Steven W. King 540,800 (1) 324,48 (2) 36,756 (3) Total $902,036
(1) Represents payment of base salary for a period of twelve (12) months.
(2) The payment of a Target Bonus to the Named Executive Officers is at the sole discretion of the Company’s Board of Directors. Amount includes the maximum proposed Target Bonus as a percentage of base salary established for the fiscal year ended April 30, 2017 for each Named Executive Officer as follows: Mr. King – 60%; Mr. Lytle – 40%; Mr. Ziebell – 35%; Dr. Fussey – 35%; and Mr. Shan – 35%.
(3) Represents estimated payment to reimburse executive’s monthly benefits premiums for continued group health, dental, and vision benefits in addition to premiums for disability and term life insurance during the severance period of twelve (12) months. Amounts were calculated based on current premiums paid for executive’s benefits.

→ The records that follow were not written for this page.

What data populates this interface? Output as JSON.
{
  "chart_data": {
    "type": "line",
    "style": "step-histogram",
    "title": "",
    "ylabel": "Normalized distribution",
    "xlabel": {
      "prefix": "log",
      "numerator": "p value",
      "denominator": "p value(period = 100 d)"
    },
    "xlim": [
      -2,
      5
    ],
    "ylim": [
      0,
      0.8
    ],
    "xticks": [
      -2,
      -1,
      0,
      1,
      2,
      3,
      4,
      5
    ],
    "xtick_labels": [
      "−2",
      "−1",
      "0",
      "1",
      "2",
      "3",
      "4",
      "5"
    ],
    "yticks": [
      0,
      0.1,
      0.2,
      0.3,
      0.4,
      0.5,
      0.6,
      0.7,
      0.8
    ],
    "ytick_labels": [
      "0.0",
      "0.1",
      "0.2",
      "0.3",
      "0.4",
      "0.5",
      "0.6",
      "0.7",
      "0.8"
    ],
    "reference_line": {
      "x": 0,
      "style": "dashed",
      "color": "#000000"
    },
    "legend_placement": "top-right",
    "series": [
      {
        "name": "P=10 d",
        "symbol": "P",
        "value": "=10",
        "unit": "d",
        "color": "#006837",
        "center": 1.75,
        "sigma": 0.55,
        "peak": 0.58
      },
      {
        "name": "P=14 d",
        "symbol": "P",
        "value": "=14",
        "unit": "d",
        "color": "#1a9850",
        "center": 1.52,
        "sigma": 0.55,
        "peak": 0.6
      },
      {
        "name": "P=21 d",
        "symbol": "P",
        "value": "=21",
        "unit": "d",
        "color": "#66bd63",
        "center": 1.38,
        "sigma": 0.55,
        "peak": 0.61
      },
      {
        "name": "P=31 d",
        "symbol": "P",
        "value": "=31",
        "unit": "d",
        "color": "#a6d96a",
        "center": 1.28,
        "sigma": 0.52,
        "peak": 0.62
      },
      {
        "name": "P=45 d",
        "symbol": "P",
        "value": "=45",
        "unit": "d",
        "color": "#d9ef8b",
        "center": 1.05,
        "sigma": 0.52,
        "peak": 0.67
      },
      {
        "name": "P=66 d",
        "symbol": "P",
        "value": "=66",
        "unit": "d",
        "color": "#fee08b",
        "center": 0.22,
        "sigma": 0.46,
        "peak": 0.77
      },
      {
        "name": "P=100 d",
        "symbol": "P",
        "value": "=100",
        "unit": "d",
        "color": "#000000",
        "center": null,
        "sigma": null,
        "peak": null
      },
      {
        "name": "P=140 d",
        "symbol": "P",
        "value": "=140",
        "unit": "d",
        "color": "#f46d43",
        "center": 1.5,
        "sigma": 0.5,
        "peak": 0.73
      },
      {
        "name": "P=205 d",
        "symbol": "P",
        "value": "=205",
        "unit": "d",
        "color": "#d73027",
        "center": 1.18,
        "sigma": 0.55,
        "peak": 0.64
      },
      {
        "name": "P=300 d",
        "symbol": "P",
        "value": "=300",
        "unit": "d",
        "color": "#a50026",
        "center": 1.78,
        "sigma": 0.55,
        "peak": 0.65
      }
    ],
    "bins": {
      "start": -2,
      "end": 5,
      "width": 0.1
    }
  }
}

Payments Upon a Termination in Connection with a Change-in-Control
In the event of a change-in-control of Peregrine, if a Named Executive Officer’s (i) employment is terminated other than for cause within three (3) months prior or thirty-six (36) months following a change-in-control (in the case of Mr. King) or twenty-four (24) months following a change-in-control (in the case of the other Named Executive Officers), or (ii) such executive terminates his employment for “good reason” within twelve (12) months following a change-in-control, the executive shall be paid a lump sum amount equal to (a) thirty-six (36) months’, in the case of Mr. King, and twenty-four (24) months’, in the case of the other Named Executive Officers, base salary then in effect, (b) one hundred percent (100%) of such executive’s target bonus, and (c) payment of group insurance benefits for thirty-six (36) months, in the case of Mr. King, and twenty-four (24) months, in the case of the other Named Executive Officers. In addition, each of the Named Executive Officers’ outstanding unvested stock options immediately shall become fully vested and each shall have a period of time equal to the lesser of two years following the date of such termination or until the original expiration date of the applicable option agreement to exercise any vested and outstanding stock options as of the date of such termination. An executive’s receipt of the foregoing severance benefits shall be conditioned upon such executive’s execution of a general release of known and unknown claims in favor of the Company and its affiliates.
Dec 26 2017 PR
http://ir.avidbio.com/secfiling.cfm?filingID=1683168-17-3392&CIK=704562
In connection with his resignation, Mr. King and the Company entered into a Severance Agreement and Mutual General Release (the “Severance Agreement”) pursuant to which Mr. King will receive (i) continuation of his monthly base salary for a period of six months from the date of his resignation; (ii) $5,000 in expense reimbursement; (iii) Company-paid continuation of medical benefits through COBRA for a period of twelve (12) months, or until Mr. King and his family are eligible for coverage with another employer, whichever is earlier; (iv) immediate vesting of the unvested portion of an outstanding stock option previously issued to Mr. King, representing the right to purchase 17,856 shares of common stock of the Company; and (v) a period of six months to exercise vested stock options (unless any such stock option sooner terminates by its terms). The Severance Agreement includes a mutual waiver and release of claims and other standard terms.